SMS-SP - Secretaria Municipal de Saúde de São Paulo — Prova 2020
Gestante, 20 anos, G2P1, IG 10 semanas, apresenta sangramento com coágulos e dor pélvica há 2 dias. Ao exame: normocardica e normotensão, especular com presença de sangue na cavidade vaginal oriunda do orifício do colo uterino. Ao toque vaginal – colo fechado.
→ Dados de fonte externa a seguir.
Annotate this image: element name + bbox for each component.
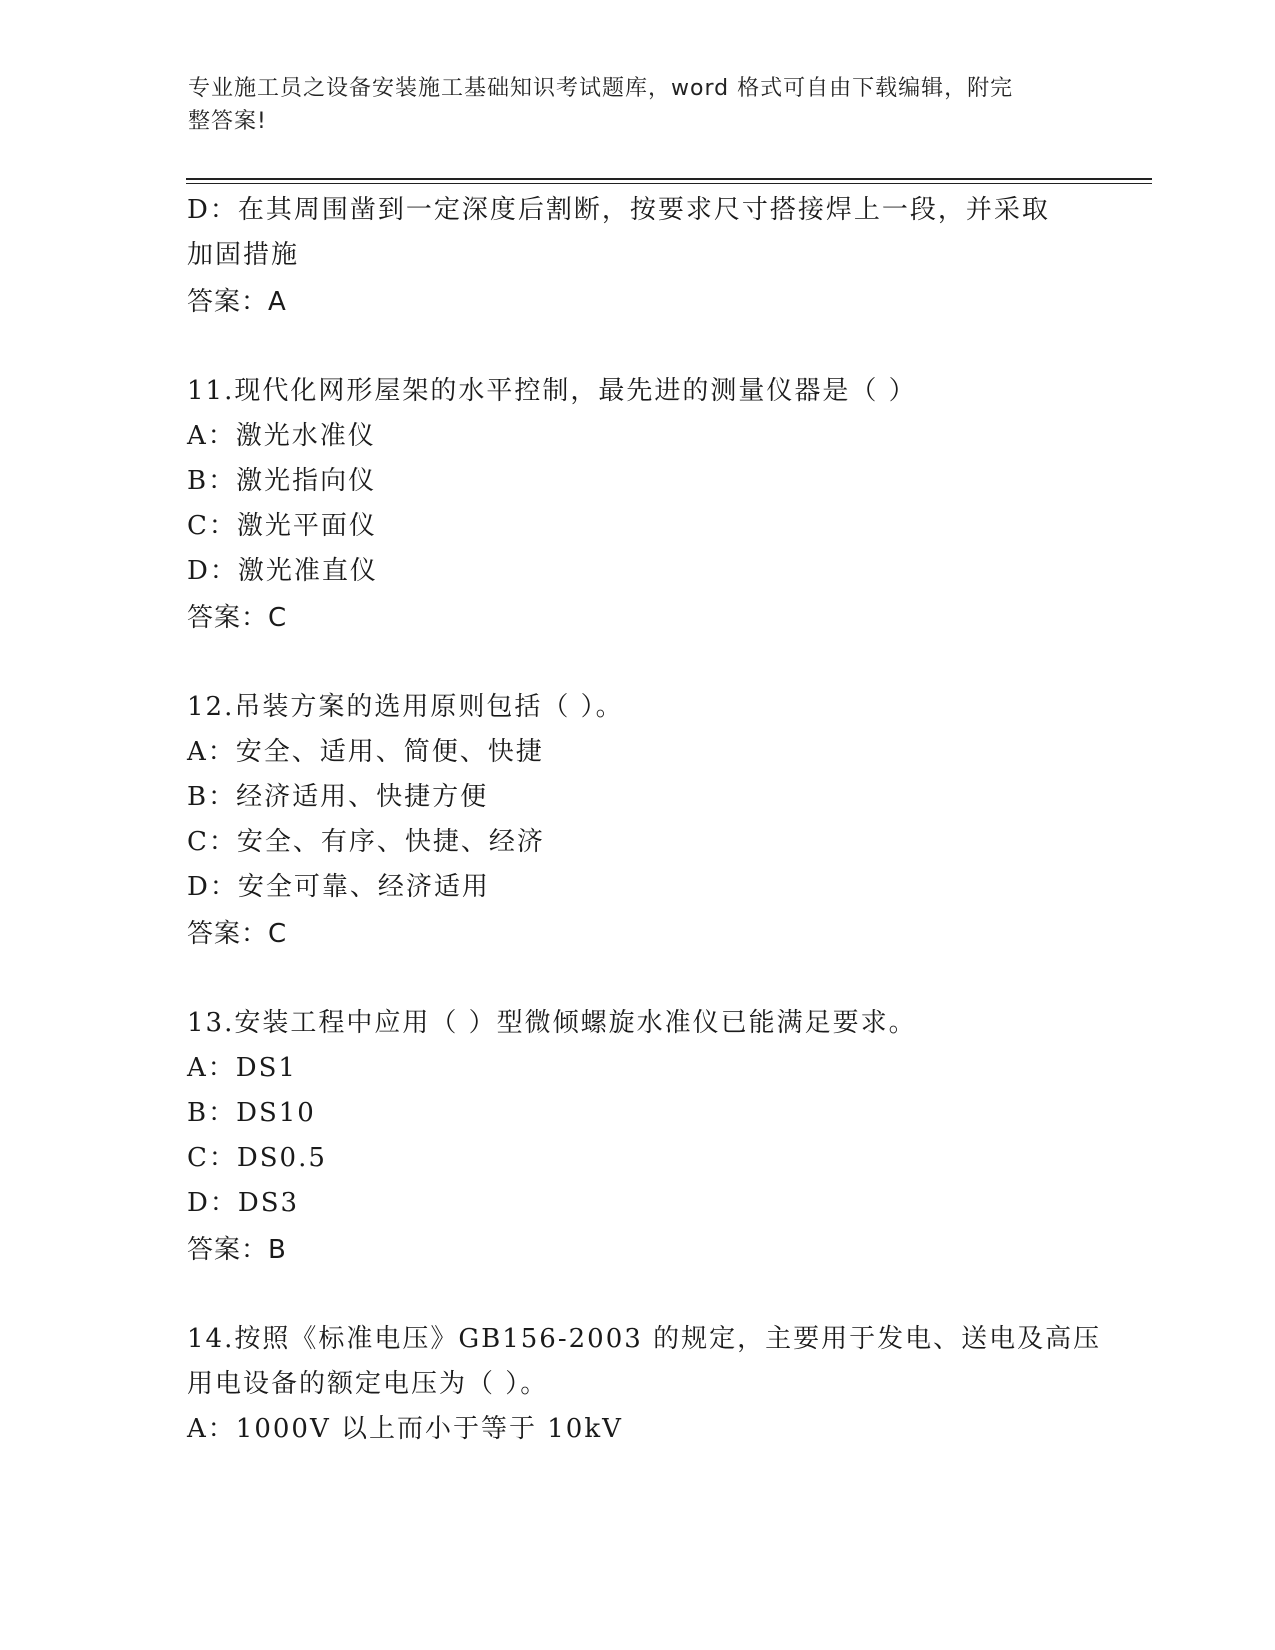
option-a: A：激光水准仪 — [187, 421, 376, 451]
spacer — [187, 955, 1087, 1001]
header-rule-thin — [186, 183, 1152, 184]
option-d: D：DS3 — [187, 1188, 300, 1218]
question-stem: 12.吊装方案的选用原则包括（ ）。 — [187, 692, 624, 722]
question-10-fragment — [187, 188, 1087, 323]
question-stem: 14.按照《标准电压》GB156-2003 的规定，主要用于发电、送电及高压 — [187, 1324, 1102, 1354]
spacer — [187, 639, 1087, 685]
option-d: D：安全可靠、经济适用 — [187, 872, 490, 902]
question-11 — [187, 369, 1087, 639]
option-d: D：在其周围凿到一定深度后割断，按要求尺寸搭接焊上一段，并采取 — [187, 195, 1050, 225]
option-d-continued: 加固措施 — [187, 240, 300, 270]
option-b: B：经济适用、快捷方便 — [187, 782, 489, 812]
answer: 答案：C — [187, 919, 288, 949]
spacer — [187, 323, 1087, 369]
header-rule-thick — [186, 178, 1152, 180]
option-c: C：安全、有序、快捷、经济 — [187, 827, 545, 857]
option-b: B：DS10 — [187, 1098, 316, 1128]
option-b: B：激光指向仪 — [187, 466, 377, 496]
question-stem: 13.安装工程中应用（ ）型微倾螺旋水准仪已能满足要求。 — [187, 1008, 917, 1038]
question-content — [187, 188, 1102, 1452]
question-12 — [187, 685, 1087, 955]
option-c: C：激光平面仪 — [187, 511, 377, 541]
option-d: D：激光准直仪 — [187, 556, 378, 586]
spacer — [187, 1271, 1087, 1317]
question-14 — [187, 1317, 1102, 1452]
answer: 答案：C — [187, 603, 288, 633]
question-stem: 11.现代化网形屋架的水平控制，最先进的测量仪器是（ ） — [187, 376, 917, 406]
header-line-2: 整答案! — [188, 109, 267, 134]
question-13 — [187, 1001, 1087, 1271]
option-a: A：DS1 — [187, 1053, 297, 1083]
document-header — [188, 72, 1078, 138]
question-stem-continued: 用电设备的额定电压为（ ）。 — [187, 1369, 549, 1399]
option-a: A：1000V 以上而小于等于 10kV — [187, 1414, 623, 1444]
answer: 答案：A — [187, 287, 287, 317]
option-c: C：DS0.5 — [187, 1143, 327, 1173]
header-line-1: 专业施工员之设备安装施工基础知识考试题库，word 格式可自由下载编辑，附完 — [188, 76, 1014, 101]
answer: 答案：B — [187, 1235, 287, 1265]
option-a: A：安全、适用、简便、快捷 — [187, 737, 544, 767]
Assinale a alternativa que indica corretamente a melhor conduta para o caso.
Sangramento + dor pélvica + colo fechado na gestação precoce → USG transvaginal para vitalidade fetal e diagnóstico.
Diante de sangramento vaginal e dor pélvica em gestação precoce com colo fechado, a prioridade é determinar a vitalidade fetal e o tipo de abortamento (ameaça, incompleto, retido) através de ultrassonografia transvaginal. Isso guiará a conduta subsequente.
O sangramento vaginal no primeiro trimestre da gravidez é uma queixa comum, ocorrendo em cerca de 20-25% das gestações. Embora possa ser um sinal de complicação grave, como abortamento ou gestação ectópica, muitas vezes a gestação evolui normalmente. A avaliação inicial é fundamental para determinar a causa e a conduta adequada. A abordagem diagnóstica deve incluir anamnese detalhada, exame físico (especular e toque vaginal) e exames complementares. O exame especular visa identificar a origem do sangramento, enquanto o toque vaginal avalia o colo uterino (aberto ou fechado) e o tamanho uterino. A ultrassonografia transvaginal é o exame de imagem de escolha para avaliar a vitalidade fetal, a localização da gestação e a presença de descolamentos ou restos ovulares. A conduta dependerá do diagnóstico. Em casos de ameaça de abortamento (sangramento, colo fechado, vitalidade fetal presente), o tratamento é conservador, com repouso e observação. Para abortamento retido ou incompleto, pode ser necessária conduta expectante, medicamentosa (misoprostol) ou cirúrgica (AMIU ou curetagem). É essencial descartar gestação ectópica, que é uma emergência médica.
As causas mais comuns incluem ameaça de abortamento, abortamento espontâneo (completo, incompleto, retido), gestação ectópica, doença trofoblástica gestacional e sangramento de implantação.
O ultrassom transvaginal é crucial para avaliar a vitalidade fetal (presença de batimentos cardíacos), localizar a gestação (intra ou extrauterina), e identificar sinais de abortamento (tamanho do saco gestacional, presença de restos ovulares).
Na ameaça de abortamento, há sangramento vaginal com colo uterino fechado e vitalidade fetal presente. No abortamento inevitável, o colo está aberto, há sangramento e dor, e a progressão para o abortamento é iminente, geralmente com perda da vitalidade fetal.